Firstly, my parents would be pissed! I did not want to see the look on their faces when they realized that I got expelled for leaving campus, getting drunk, passing out and not returning until later the next day. I could already see my mom's face, her eyes filled with tears, and my dad's grave look of disappointment. Needless to say, I was worried.
And, just as importantly, how was I supposed to see Liam? We'd be across the world from each other! We'd just made up; we couldn't just not see each other! Cruel fate. As soon as my life seemed like it was going to be okay, something like this had to happen. My rollercoaster barely went up before it came plummeting down.
I'd be lying if I said that I didn't begged to stay, but to no avail. It seemed that England was done with me. They got me a flight out of England, for tomorrow morning. Fuck. I fumbled with my phone as I attempted to call Liam, I needed someone to consol me right now and tell me everything would be okay, and no one was better at that than Liam.
"'Ello?" he answered.
"Liam? It's me," I could already feel my voice cracking, and my throat closing.
"Mel? What's wrong babe?" I could practically see the warmth and concern in his eyes.
"I got expelled. I- I have to go back to America." Tears were spilling down my face; I couldn't help it. Everything was so perfect just hours before… how could this have happened?
Our conversation continued, I explained what had happened, and he promised to meet me tonight… to say goodbye.
Seven O'clock came, and I was waiting by the pet store. They didn't care if I left or not anymore, I was no longer a part of the school.
Liam showed up, in his car, and motioned me to get in. We drove to a park, and walked around, hand in hand, for a bit. However, our actual conversation didn't start until we sat down by the bench. The sun was setting, and the park was abandoned, just Liam and I… for the last time.

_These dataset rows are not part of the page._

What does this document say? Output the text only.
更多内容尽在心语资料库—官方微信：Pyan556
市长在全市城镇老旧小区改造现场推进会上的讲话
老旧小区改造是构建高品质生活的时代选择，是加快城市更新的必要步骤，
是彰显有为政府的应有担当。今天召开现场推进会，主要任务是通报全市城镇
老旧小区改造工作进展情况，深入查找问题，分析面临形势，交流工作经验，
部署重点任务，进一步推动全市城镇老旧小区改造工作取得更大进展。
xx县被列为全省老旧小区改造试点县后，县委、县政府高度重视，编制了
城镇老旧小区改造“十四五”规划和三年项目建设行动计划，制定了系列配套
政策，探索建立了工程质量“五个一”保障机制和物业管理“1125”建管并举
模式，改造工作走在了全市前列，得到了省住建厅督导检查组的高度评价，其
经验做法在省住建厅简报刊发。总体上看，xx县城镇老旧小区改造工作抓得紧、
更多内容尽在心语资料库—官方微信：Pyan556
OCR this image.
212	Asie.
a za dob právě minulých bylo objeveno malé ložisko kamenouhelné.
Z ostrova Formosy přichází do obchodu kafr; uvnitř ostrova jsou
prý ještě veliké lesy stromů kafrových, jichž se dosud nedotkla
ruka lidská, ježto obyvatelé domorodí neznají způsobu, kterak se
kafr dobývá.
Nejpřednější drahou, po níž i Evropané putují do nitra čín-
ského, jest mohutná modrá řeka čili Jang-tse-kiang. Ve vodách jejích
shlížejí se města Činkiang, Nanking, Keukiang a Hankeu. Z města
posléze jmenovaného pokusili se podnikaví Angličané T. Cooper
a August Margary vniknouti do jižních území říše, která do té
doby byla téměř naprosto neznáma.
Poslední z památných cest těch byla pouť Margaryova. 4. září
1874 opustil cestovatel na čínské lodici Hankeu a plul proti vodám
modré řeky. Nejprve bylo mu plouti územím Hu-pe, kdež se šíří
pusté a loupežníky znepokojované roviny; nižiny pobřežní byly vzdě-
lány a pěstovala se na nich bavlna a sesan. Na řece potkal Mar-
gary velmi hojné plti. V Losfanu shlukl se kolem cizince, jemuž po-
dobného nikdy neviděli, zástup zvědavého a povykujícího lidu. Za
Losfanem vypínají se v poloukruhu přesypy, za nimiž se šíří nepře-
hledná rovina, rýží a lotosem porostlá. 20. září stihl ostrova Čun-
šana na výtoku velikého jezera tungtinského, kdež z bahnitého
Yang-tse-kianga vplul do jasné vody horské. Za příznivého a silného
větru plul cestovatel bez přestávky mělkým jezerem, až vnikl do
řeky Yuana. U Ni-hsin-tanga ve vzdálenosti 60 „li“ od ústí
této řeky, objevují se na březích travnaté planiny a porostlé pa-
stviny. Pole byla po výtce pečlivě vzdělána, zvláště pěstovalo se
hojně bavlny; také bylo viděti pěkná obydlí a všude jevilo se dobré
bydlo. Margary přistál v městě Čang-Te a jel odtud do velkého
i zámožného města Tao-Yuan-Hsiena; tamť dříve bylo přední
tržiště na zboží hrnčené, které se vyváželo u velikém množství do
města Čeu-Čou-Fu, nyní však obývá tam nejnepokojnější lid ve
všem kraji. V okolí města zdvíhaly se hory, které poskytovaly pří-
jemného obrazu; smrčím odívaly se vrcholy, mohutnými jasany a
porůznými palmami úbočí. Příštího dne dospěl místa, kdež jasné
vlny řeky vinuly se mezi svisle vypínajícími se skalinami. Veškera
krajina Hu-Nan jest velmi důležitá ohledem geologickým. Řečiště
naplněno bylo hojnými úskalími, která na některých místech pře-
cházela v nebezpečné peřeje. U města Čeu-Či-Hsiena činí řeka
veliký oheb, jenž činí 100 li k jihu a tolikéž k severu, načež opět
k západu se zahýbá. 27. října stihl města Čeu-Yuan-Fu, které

"I don't want to leave." I whimpered.
"I don't want you to leave. But hat doesn't mean we need to end things." His voice was soothing, calm and warm.
"Yes we do. I'm never going to see you."
My tears leaked again, I scrunched my face, in an attempt to hide my tears, but Liam knew me too well. He took both my hands in his, and kissed where my tear had stopped travelling. He picked me up, and put me on his lap. He rubbed the small of my back as I lay my head against his chest and wept. This was it. We were over, forever.
"We don't need to brake up," his voice was hoarse, as if he was repressing a lot of emotion, "We can make it work, I travel a lot, I'm sure we'll visit America soon. We'll skype and text…" he trailed off sadly.
I was quiet for a minute; I didn't know what to say. I had never been a fan of long-distance relationships, but I was willing to try anything for Liam.
"Liam, I-" I chocked out, as tears trickled down my cheeks.
Liam put his hands on either side of my cheeks and pressed his forehead against mine, "I lost you once, I'm not losing you again." His voice was firm, but his eyes tender.
I kept my eyes on my window, trying to push back the lump in my throat. This was it. I was leaving. The airplane began to move. The further it got from the ground, the more I had to fight my emotions.
So much had happened; I'd met One Direction, I started dating Liam Payne, I had gone through heartbreak… I was a completely different person, living a completely different life. How was I supposed to return to America, and pretend I was the same girl? How was I supposed to go to a party and drink, and not feel instantly guilty because Liam wasn't there to watch over me? How was I supposed to go through the motions of a past life, when I felt so disconnected from it now? I was a brilliant actor, I had kept up charades my entire life, but I couldn't do that anymore. I'd hurt Liam too much doing that; I didn't want to hurt anyone else.
As soon my life had turned around for the better, it went downhill again. I was going to miss Liam; his smile, his eyes, his hair, the tender look of caring he gave me, his protectiveness, his laugh, his voice, his lips against mine. I was going to miss Liam, period.